In 2025, North Korean hackers stole cryptocurrency assets worth over $2 billion, marking a record annual figure in history. According to the analytics company Elliptic, this amount is nearly three times higher than the level in 2024, when total losses were less than $700 million, and the previous peak in 2022 was $1.35 billion.
This is reported by Business • Media
Changing Attack Tactics: Social Engineering Takes Center Stage
Experts emphasize that in 2025, hacker groups from North Korea increasingly targeted private investors, using social engineering to gain access to cryptocurrency wallets. Instead of complex technical exploits, the attackers focus on psychological deception methods.
“This indicates that the weakest link in the security infrastructure is the human element, not the software code,” the experts noted.
Complex Money Laundering Schemes and Growing Scale of Attacks
Overall, Elliptic recorded over 30 incidents related to North Korean hackers in 2025. Among the largest victims are major cryptocurrency exchanges and platforms such as Bybit, LND.fi, WOO X, and Seedify. The total amount of funds stolen by North Korean attackers has already exceeded $6 billion.
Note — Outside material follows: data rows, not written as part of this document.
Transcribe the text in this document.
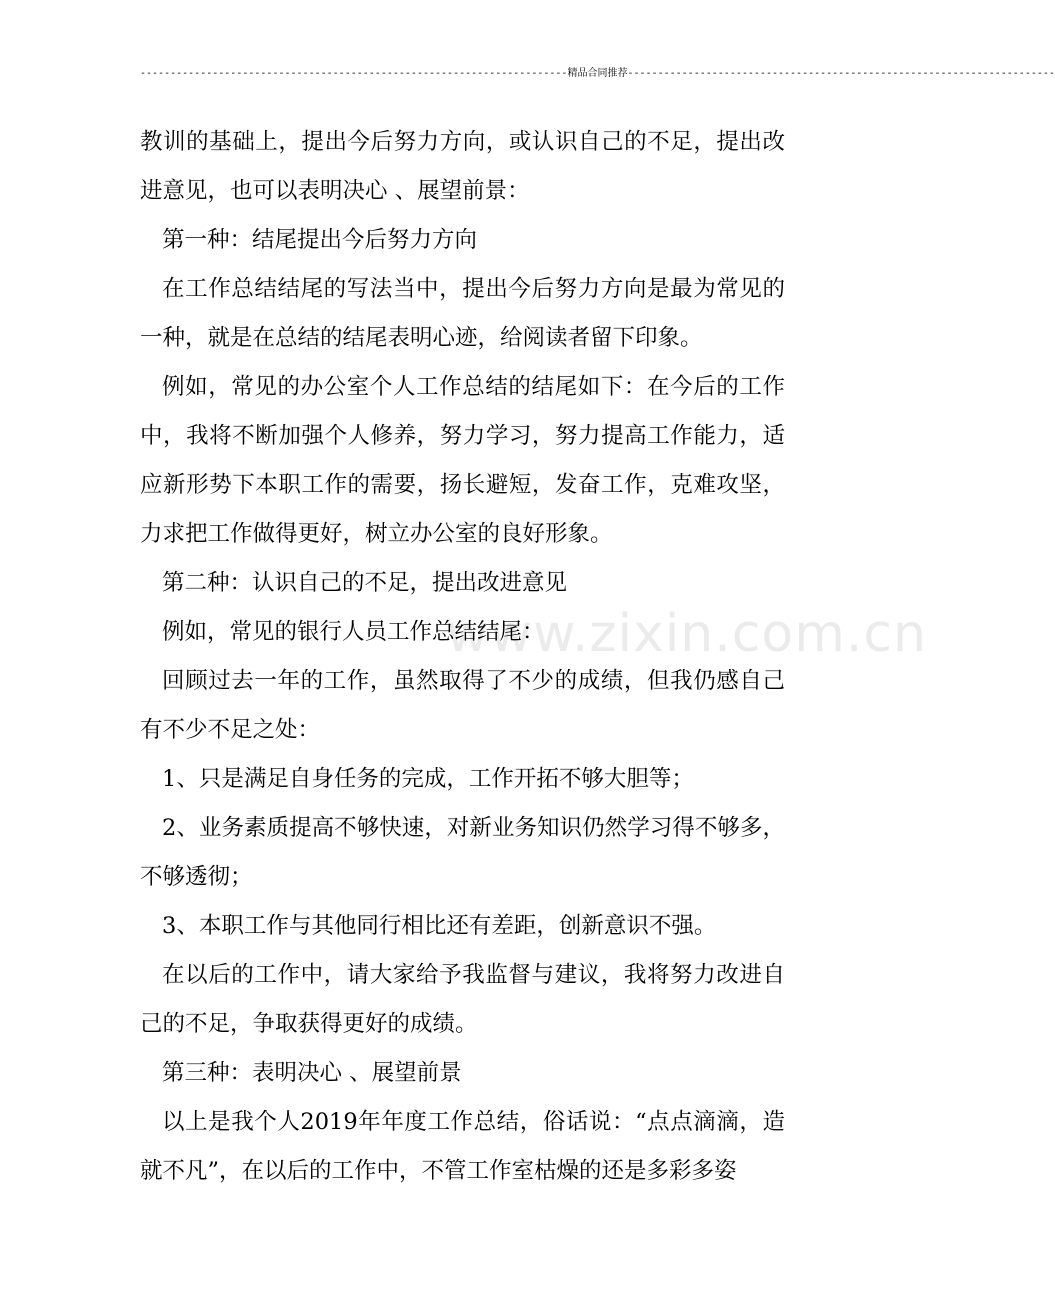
-----------------------------------------------------------------------精品合同推荐-----------------------------------------------------------------------
www.zixin.com.cn

教训的基础上，提出今后努力方向，或认识自己的不足，提出改进意见，也可以表明决心 、展望前景：

第一种：结尾提出今后努力方向

在工作总结结尾的写法当中，提出今后努力方向是最为常见的一种，就是在总结的结尾表明心迹，给阅读者留下印象。

例如，常见的办公室个人工作总结的结尾如下：在今后的工作中，我将不断加强个人修养，努力学习，努力提高工作能力，适应新形势下本职工作的需要，扬长避短，发奋工作，克难攻坚，力求把工作做得更好，树立办公室的良好形象。

第二种：认识自己的不足，提出改进意见

例如，常见的银行人员工作总结结尾：

回顾过去一年的工作，虽然取得了不少的成绩，但我仍感自己有不少不足之处：

1、只是满足自身任务的完成，工作开拓不够大胆等；

2、业务素质提高不够快速，对新业务知识仍然学习得不够多，不够透彻；

3、本职工作与其他同行相比还有差距，创新意识不强。

在以后的工作中，请大家给予我监督与建议，我将努力改进自己的不足，争取获得更好的成绩。

第三种：表明决心 、展望前景

以上是我个人2019年年度工作总结，俗话说：“点点滴滴，造就不凡”，在以后的工作中，不管工作室枯燥的还是多彩多姿
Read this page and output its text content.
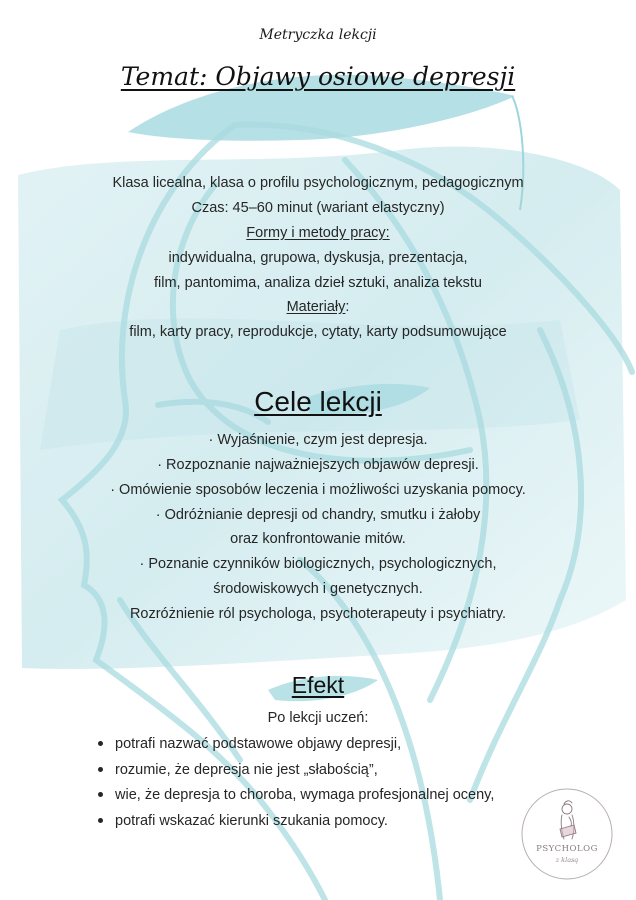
Metryczka lekcji
Temat: Objawy osiowe depresji
Klasa licealna, klasa o profilu psychologicznym, pedagogicznym
Czas: 45–60 minut (wariant elastyczny)
Formy i metody pracy:
indywidualna, grupowa, dyskusja, prezentacja,
film, pantomima, analiza dzieł sztuki, analiza tekstu
Materiały:
film, karty pracy, reprodukcje, cytaty, karty podsumowujące
Cele lekcji
· Wyjaśnienie, czym jest depresja.
· Rozpoznanie najważniejszych objawów depresji.
· Omówienie sposobów leczenia i możliwości uzyskania pomocy.
· Odróżnianie depresji od chandry, smutku i żałoby
oraz konfrontowanie mitów.
· Poznanie czynników biologicznych, psychologicznych,
środowiskowych i genetycznych.
Rozróżnienie ról psychologa, psychoterapeuty i psychiatry.
Efekt
Po lekcji uczeń:
potrafi nazwać podstawowe objawy depresji,
rozumie, że depresja nie jest „słabością”,
wie, że depresja to choroba, wymaga profesjonalnej oceny,
potrafi wskazać kierunki szukania pomocy.
PSYCHOLOG
z klasą
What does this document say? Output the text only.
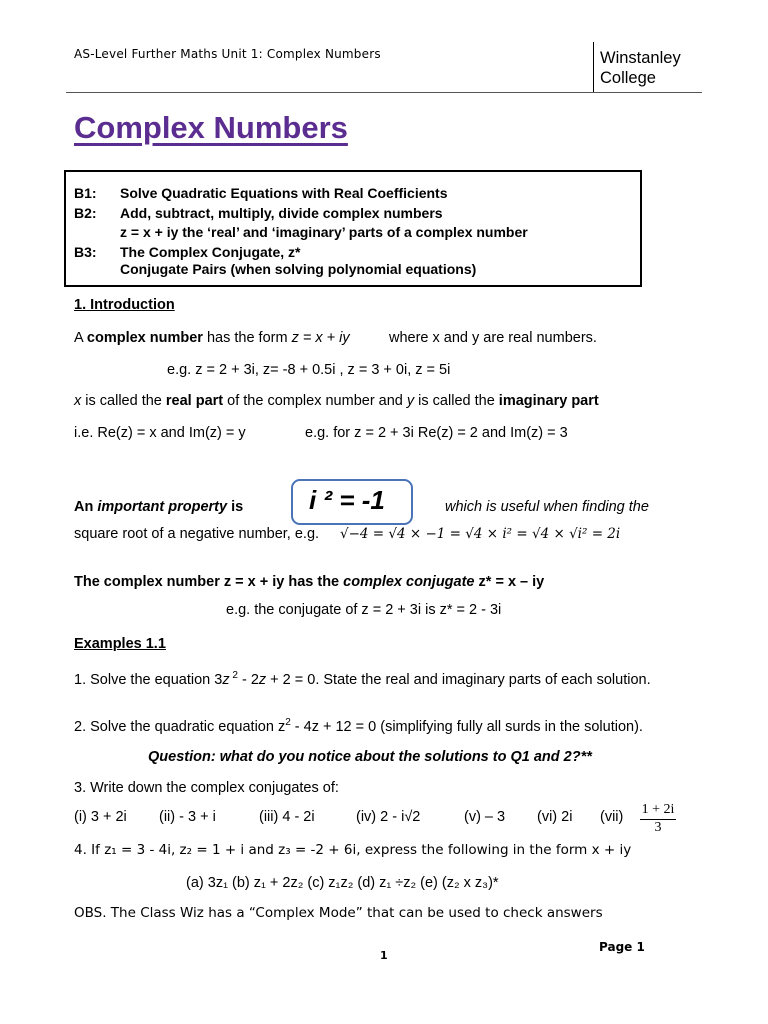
AS-Level Further Maths Unit 1: Complex Numbers	Winstanley
College
Complex Numbers
B1: Solve Quadratic Equations with Real Coefficients
B2: Add, subtract, multiply, divide complex numbers
z = x + iy the ‘real’ and ‘imaginary’ parts of a complex number
B3: The Complex Conjugate, z*
Conjugate Pairs (when solving polynomial equations)
1. Introduction
A complex number has the form z = x + iy	where x and y are real numbers.
e.g. z = 2 + 3i, z= -8 + 0.5i , z = 3 + 0i, z = 5i
x is called the real part of the complex number and y is called the imaginary part
i.e. Re(z) = x and Im(z) = y	e.g. for z = 2 + 3i Re(z) = 2 and Im(z) = 3
An important property is	i ² = -1	which is useful when finding the
square root of a negative number, e.g. √−4 = √4 × −1 = √4 × i² = √4 × √i² = 2i
The complex number z = x + iy has the complex conjugate z* = x – iy
e.g. the conjugate of z = 2 + 3i is z* = 2 - 3i
Examples 1.1
1. Solve the equation 3z $^2$ - 2z + 2 = 0. State the real and imaginary parts of each solution.
2. Solve the quadratic equation $z^2 - 4z + 12 = 0$ (simplifying fully all surds in the solution).
Question: what do you notice about the solutions to Q1 and 2?**
3. Write down the complex conjugates of:
(i) 3 + 2i (ii) - 3 + i	(iii) 4 - 2i	(iv) 2 - i√2	(v) – 3 (vi) 2i $(vii) \frac{1 + 2i}{3}$
4. If z₁ = 3 - 4i, z₂ = 1 + i and z₃ = -2 + 6i, express the following in the form x + iy
(a) 3z₁ (b) z₁ + 2z₂ (c) z₁z₂ (d) z₁ ÷z₂ (e) (z₂ x z₃)*
OBS. The Class Wiz has a “Complex Mode” that can be used to check answers
Page 1
1
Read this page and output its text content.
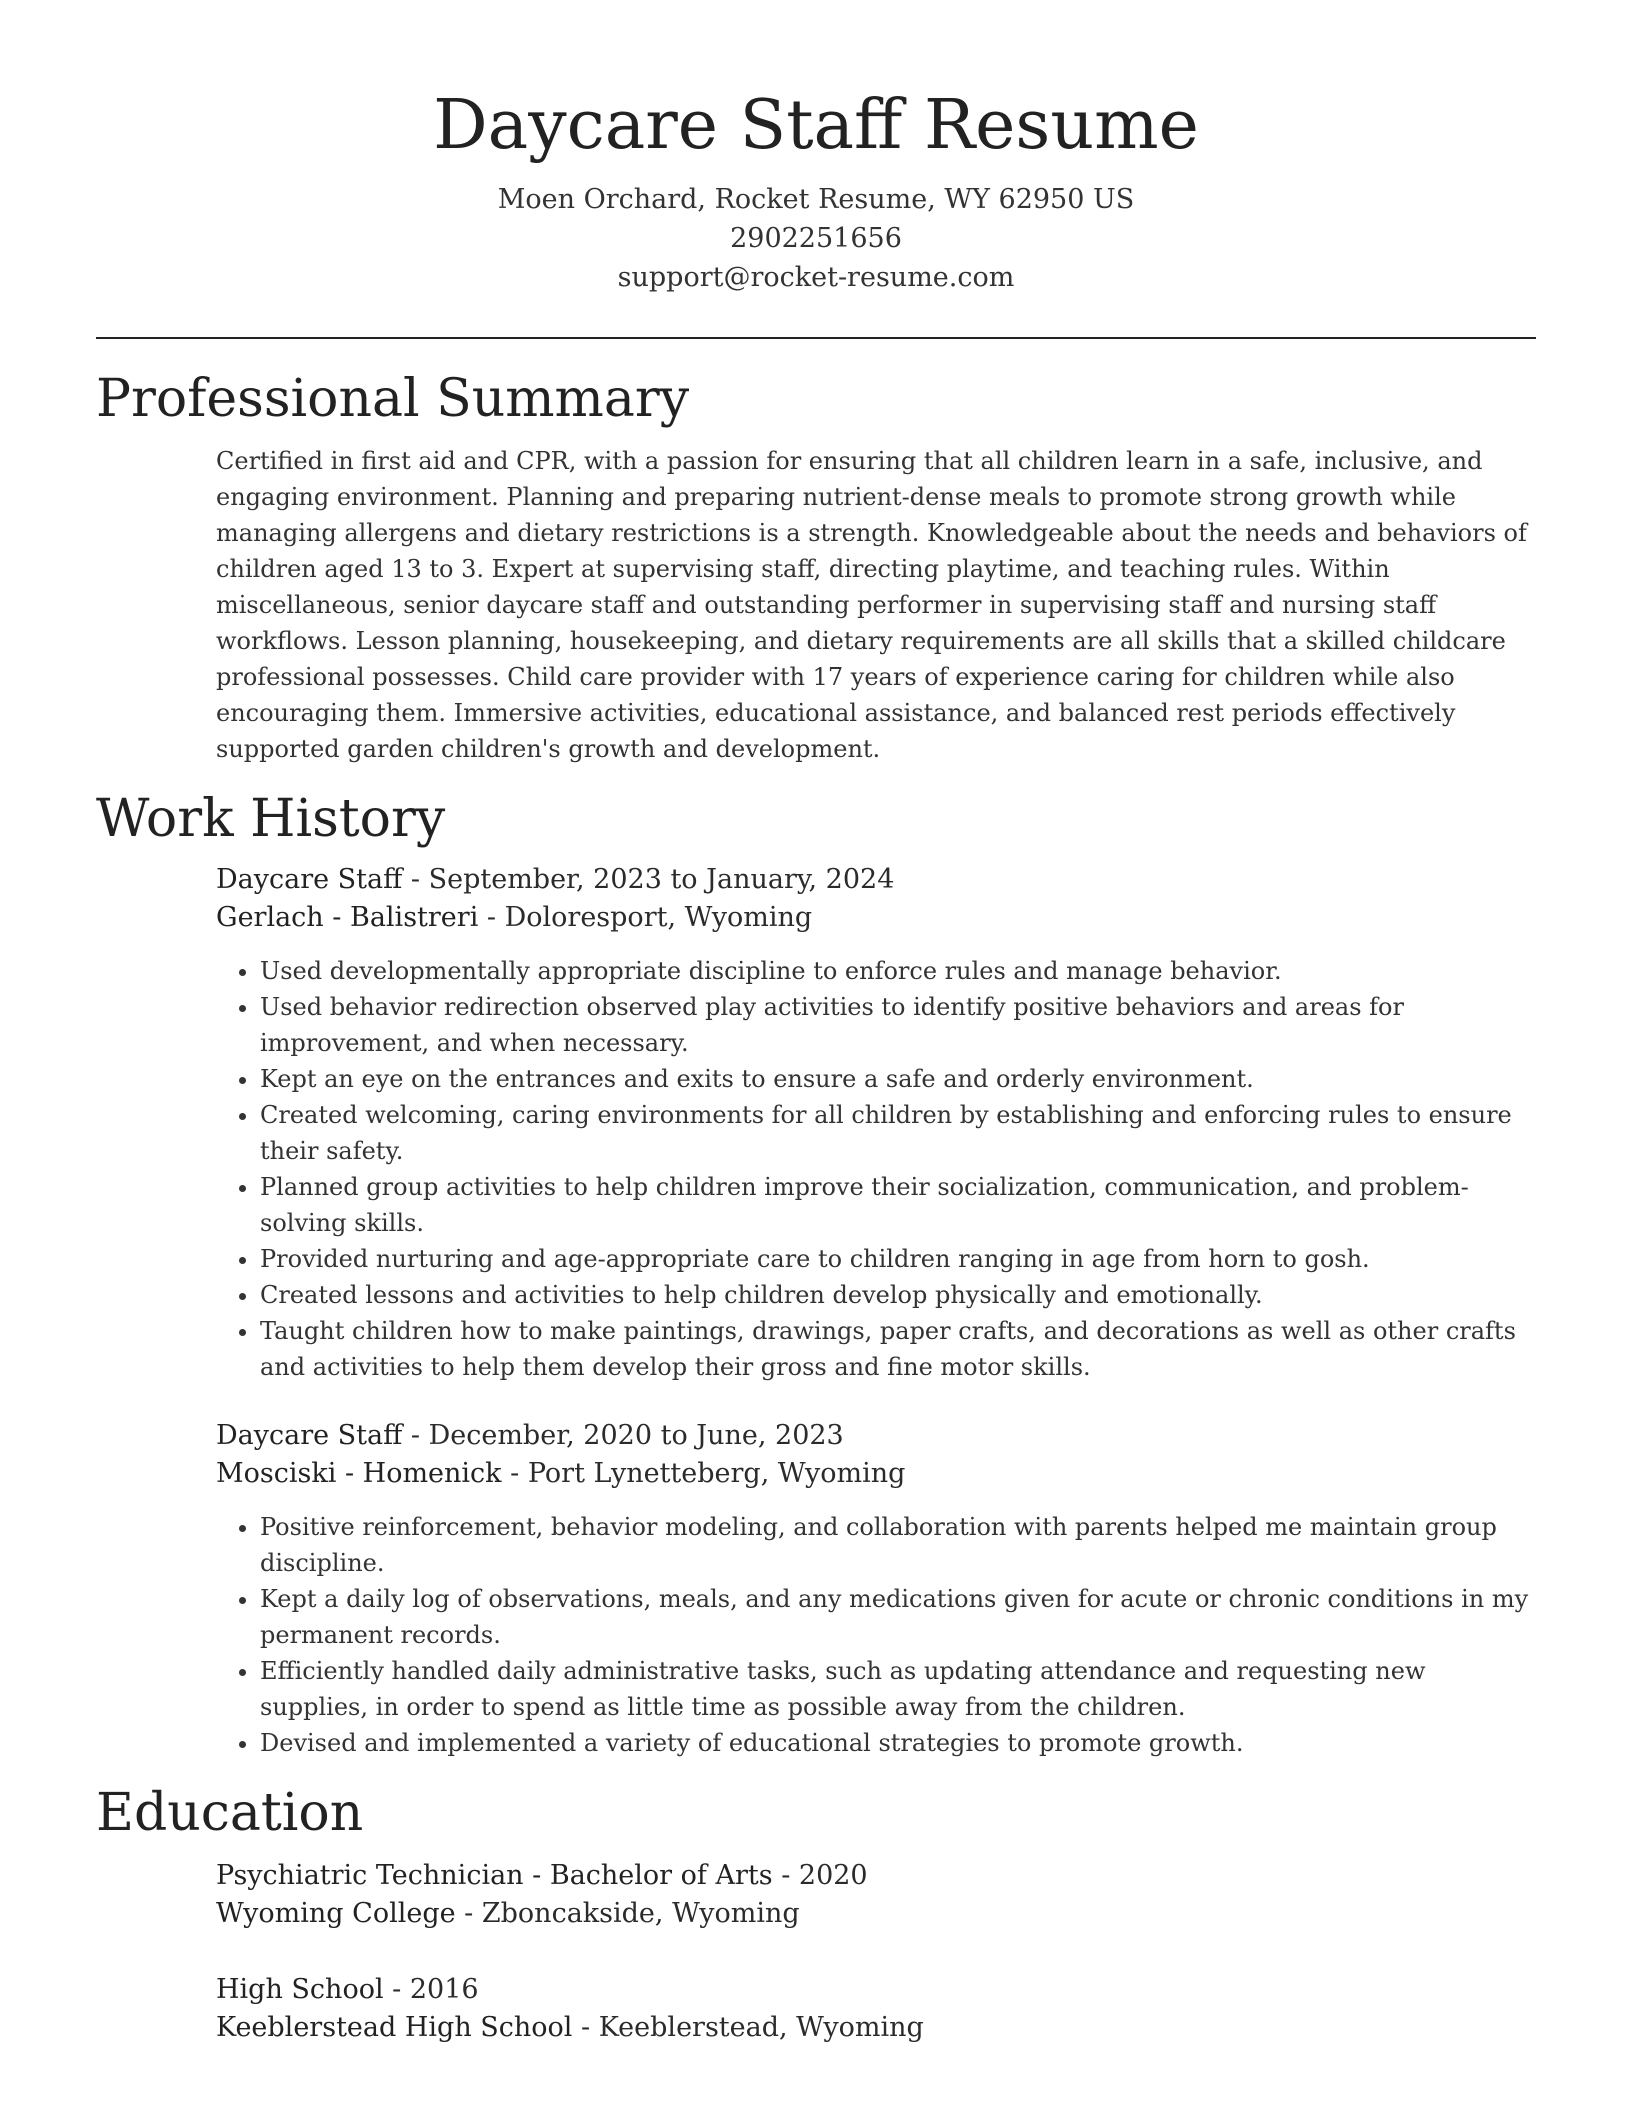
Daycare Staff Resume
Moen Orchard, Rocket Resume, WY 62950 US
2902251656
support@rocket-resume.com
Professional Summary
Certified in first aid and CPR, with a passion for ensuring that all children learn in a safe, inclusive, and engaging environment. Planning and preparing nutrient-dense meals to promote strong growth while managing allergens and dietary restrictions is a strength. Knowledgeable about the needs and behaviors of children aged 13 to 3. Expert at supervising staff, directing playtime, and teaching rules. Within miscellaneous, senior daycare staff and outstanding performer in supervising staff and nursing staff workflows. Lesson planning, housekeeping, and dietary requirements are all skills that a skilled childcare professional possesses. Child care provider with 17 years of experience caring for children while also encouraging them. Immersive activities, educational assistance, and balanced rest periods effectively supported garden children's growth and development.
Work History
Daycare Staff - September, 2023 to January, 2024
Gerlach - Balistreri - Doloresport, Wyoming
• Used developmentally appropriate discipline to enforce rules and manage behavior.
• Used behavior redirection observed play activities to identify positive behaviors and areas for improvement, and when necessary.
• Kept an eye on the entrances and exits to ensure a safe and orderly environment.
• Created welcoming, caring environments for all children by establishing and enforcing rules to ensure their safety.
• Planned group activities to help children improve their socialization, communication, and problem-solving skills.
• Provided nurturing and age-appropriate care to children ranging in age from horn to gosh.
• Created lessons and activities to help children develop physically and emotionally.
• Taught children how to make paintings, drawings, paper crafts, and decorations as well as other crafts and activities to help them develop their gross and fine motor skills.
Daycare Staff - December, 2020 to June, 2023
Mosciski - Homenick - Port Lynetteberg, Wyoming
• Positive reinforcement, behavior modeling, and collaboration with parents helped me maintain group discipline.
• Kept a daily log of observations, meals, and any medications given for acute or chronic conditions in my permanent records.
• Efficiently handled daily administrative tasks, such as updating attendance and requesting new supplies, in order to spend as little time as possible away from the children.
• Devised and implemented a variety of educational strategies to promote growth.
Education
Psychiatric Technician - Bachelor of Arts - 2020
Wyoming College - Zboncakside, Wyoming
High School - 2016
Keeblerstead High School - Keeblerstead, Wyoming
In light of the increasing effectiveness of analytical tools for tracking asset movements on the blockchain, hackers are continuously improving their money laundering methods. In particular, they employ multi-stage asset mixing, transactions between different blockchains, as well as lesser-known networks with low analytical capabilities, which significantly complicates the tracking of stolen cryptocurrencies.
- multi-stage asset mixing;
- transactions between different blockchains;
- lesser-known networks with low analytical capabilities;
- and other methods of covering their tracks.
It is worth noting that in September 2025 alone, crypto projects lost over $127 million due to hacker attacks, further highlighting the growing threat to the digital asset industry.